Any postwar plan has a long horizon as Ukrainian and Russian forces have been bogged down in fighting in the eastern Donbas region, which has become the top priority for military planners under President Vladimir Putin. Even as the Kremlin made gains in the past few weeks, Ukrainian President Volodymyr Zelenskiy has repeatedly vowed that he’ll never accept ceding territory. 

At a press conference in Kyiv on Friday, Zelenskiy referred to the Lugano plan as a “first draft,” since the scale of the effort will be “difficult.” 

The sums involved in any rebuilding also highlight Ukraine’s acute financial pain, as policy makers in Kyiv struggle to keep the budget running as revenue dries up and reliance on global donors increases. Ukrainian officials are exploring the possibility of debt restructuring as the country’s financing options reach their limit. 

A plan of such scale will also come under scrutiny of EU governments skeptical about adding debt. Emergency assistance for Kyiv has already been held up in EU institutions by disagreements between EU officials and Germany over details of the package. 

Commission President Ursula von der Leyen will attend the Lugano conference to present an EU-based platform for global donors, including Group of Seven partners, multilateral organizations, Switzerland and Norway, according to the people. The EU will aim to coordinate the global effort, with open channels for varying financial instruments used by the US and the World Bank. 

Von der Leyen’s team is working on a concept paper as the basis for discussions in the bloc before any proposal is finalized, the people said. After the summer, the Commission and Germany as the G-7 chair will convene a conference to move the plan forward. The Czech government, which holds the EU’s six-month rotating presidency, plans to organize a donor conference in November. 

Strings Attached

For the EU, any aid must also be linked to reforms.

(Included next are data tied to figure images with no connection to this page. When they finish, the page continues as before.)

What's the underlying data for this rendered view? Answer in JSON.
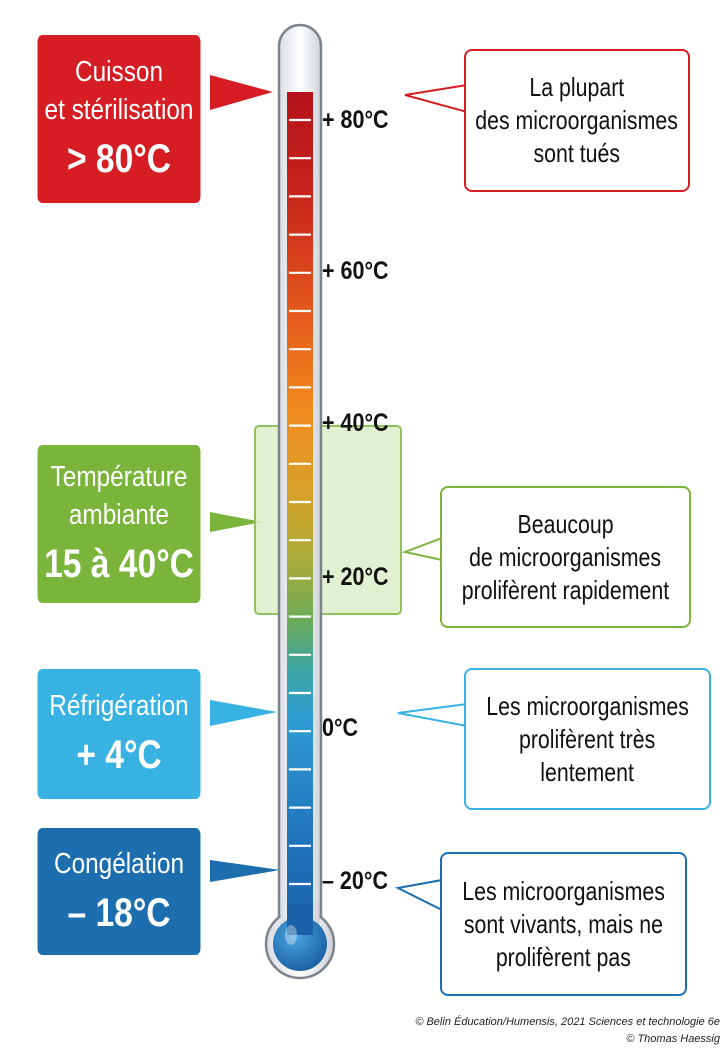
{
  "zones": [
    {
      "title_lines": [
        "Cuisson",
        "et stérilisation"
      ],
      "value": "> 80°C",
      "desc_lines": [
        "La plupart",
        "des microorganismes",
        "sont tués"
      ],
      "color": "#d71d24"
    },
    {
      "title_lines": [
        "Température",
        "ambiante"
      ],
      "value": "15 à 40°C",
      "desc_lines": [
        "Beaucoup",
        "de microorganismes",
        "prolifèrent rapidement"
      ],
      "color": "#7ab43a"
    },
    {
      "title_lines": [
        "Réfrigération"
      ],
      "value": "+ 4°C",
      "desc_lines": [
        "Les microorganismes",
        "prolifèrent très",
        "lentement"
      ],
      "color": "#37b2e3"
    },
    {
      "title_lines": [
        "Congélation"
      ],
      "value": "– 18°C",
      "desc_lines": [
        "Les microorganismes",
        "sont vivants, mais ne",
        "prolifèrent pas"
      ],
      "color": "#1c6eae"
    }
  ],
  "scale_labels": [
    "+ 80°C",
    "+ 60°C",
    "+ 40°C",
    "+ 20°C",
    "0°C",
    "– 20°C"
  ],
  "credits": [
    "© Belin Éducation/Humensis, 2021 Sciences et technologie 6e",
    "© Thomas Haessig"
  ],
  "colors": {
    "hot": "#c4161c",
    "warm": "#f08a1d",
    "mild": "#8db33c",
    "cold": "#1a73b8"
  }
}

Ukraine’s EU candidacy status came with a road map to fight corruption, break control of oligarchs over the economy and make rules to select judges. Ukraine ranks 122nd out of 180 countries on Transparency International’s Corruption Perceptions Index. 

Von der Leyen told the Ukrainian parliament on Friday that the country needs to select “the right people” for its anti-corruption bodies as soon as possible, implement anti-oligarch legislation and move forward a new media law. 

“No one expects Ukraine to fill in all posts in your new institutions while so many of your best and brightest are fighting on the front,” von der Leyen told the Ukrainian lawmakers. “But Ukraine’s democracy must be kept on the right track.”